Red Cloud's War (also referred to as the Bozeman War or the Powder River War) was an armed conflict between the Lakota, Northern Cheyenne, and Northern Arapaho and the United States in Wyoming and Montana territories from 1866 to 1868. The war was fought over control of the Powder River Country in north-central Wyoming. In 1863, European Americans had blazed the Bozeman Trail through the heart of the traditional territory of the Cheyenne, Arapaho, and Lakota. It was the shortest and easiest route from Fort Laramie and the Oregon Trail to the Montana gold fields.

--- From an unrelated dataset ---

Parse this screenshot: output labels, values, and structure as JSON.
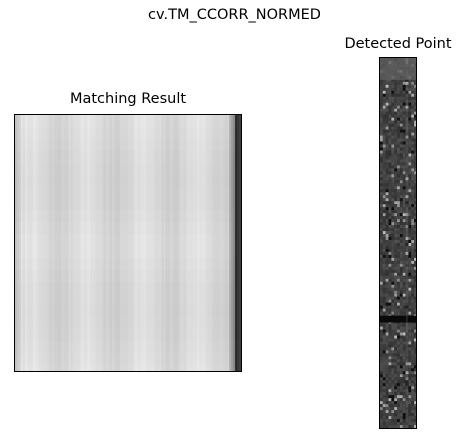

From 1864 to 1866, the trail was traversed by about 3,500 miners, emigrant settlers and others. The emigrants competed with the Indians for the diminishing resources near the trail.

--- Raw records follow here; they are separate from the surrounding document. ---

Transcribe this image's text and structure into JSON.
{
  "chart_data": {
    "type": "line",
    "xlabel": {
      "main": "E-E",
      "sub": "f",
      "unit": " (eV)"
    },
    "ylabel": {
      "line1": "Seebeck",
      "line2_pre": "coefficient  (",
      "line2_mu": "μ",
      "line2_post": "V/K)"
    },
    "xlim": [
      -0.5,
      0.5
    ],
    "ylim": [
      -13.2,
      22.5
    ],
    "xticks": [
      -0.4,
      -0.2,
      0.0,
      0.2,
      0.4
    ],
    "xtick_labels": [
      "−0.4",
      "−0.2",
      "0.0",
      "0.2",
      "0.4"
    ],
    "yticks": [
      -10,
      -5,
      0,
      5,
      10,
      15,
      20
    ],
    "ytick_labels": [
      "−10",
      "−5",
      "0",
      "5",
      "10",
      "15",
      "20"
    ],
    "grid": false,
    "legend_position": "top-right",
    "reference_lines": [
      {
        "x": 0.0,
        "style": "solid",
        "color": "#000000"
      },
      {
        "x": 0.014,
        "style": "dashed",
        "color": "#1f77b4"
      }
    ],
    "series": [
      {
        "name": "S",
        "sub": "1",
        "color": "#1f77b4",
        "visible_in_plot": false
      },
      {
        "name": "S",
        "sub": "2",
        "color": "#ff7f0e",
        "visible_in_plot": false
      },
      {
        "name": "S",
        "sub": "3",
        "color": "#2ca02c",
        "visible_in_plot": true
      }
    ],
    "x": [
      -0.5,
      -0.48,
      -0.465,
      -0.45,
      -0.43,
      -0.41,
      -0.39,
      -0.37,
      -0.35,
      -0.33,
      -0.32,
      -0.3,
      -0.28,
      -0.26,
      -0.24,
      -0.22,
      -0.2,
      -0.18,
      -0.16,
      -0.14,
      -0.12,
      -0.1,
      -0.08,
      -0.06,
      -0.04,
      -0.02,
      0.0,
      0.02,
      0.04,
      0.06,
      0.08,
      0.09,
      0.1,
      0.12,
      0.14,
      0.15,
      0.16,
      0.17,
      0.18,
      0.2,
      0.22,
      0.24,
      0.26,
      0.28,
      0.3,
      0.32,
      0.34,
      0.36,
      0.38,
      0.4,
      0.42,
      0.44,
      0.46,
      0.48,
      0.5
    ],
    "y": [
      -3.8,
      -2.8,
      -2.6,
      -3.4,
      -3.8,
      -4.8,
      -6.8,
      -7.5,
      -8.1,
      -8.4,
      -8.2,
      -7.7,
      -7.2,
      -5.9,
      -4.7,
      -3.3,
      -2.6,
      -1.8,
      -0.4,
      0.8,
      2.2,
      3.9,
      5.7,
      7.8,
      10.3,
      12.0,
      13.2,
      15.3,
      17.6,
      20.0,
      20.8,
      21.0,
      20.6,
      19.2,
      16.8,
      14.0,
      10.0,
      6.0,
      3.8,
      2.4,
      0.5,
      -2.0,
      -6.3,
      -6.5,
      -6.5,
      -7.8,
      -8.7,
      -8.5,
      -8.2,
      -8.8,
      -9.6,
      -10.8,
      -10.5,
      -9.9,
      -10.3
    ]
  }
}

The United States named the war after Red Cloud, a prominent Oglala Lakota chief who led his followers in opposition to the presence of the U.S. military in the area. He was allied with the Cheyenne and Arapaho. With peace achieved under the Treaty of Fort Laramie in 1868, the Indians were victorious. They gained legal control of the Powder River country, although their victory would only endure for 8 years until the Great Sioux War of 1876.

Red Cloud's War consisted mostly of constant small-scale Indian raids and attacks on the soldiers and civilians at the three forts in the Powder River country, wearing down those garrisons. The largest action of the war, the Fetterman Fight (with 81 men killed on the U.S. side), was the worst military defeat suffered by the U.S. on the Great Plains until the Battle of the Little Bighorn ten years later.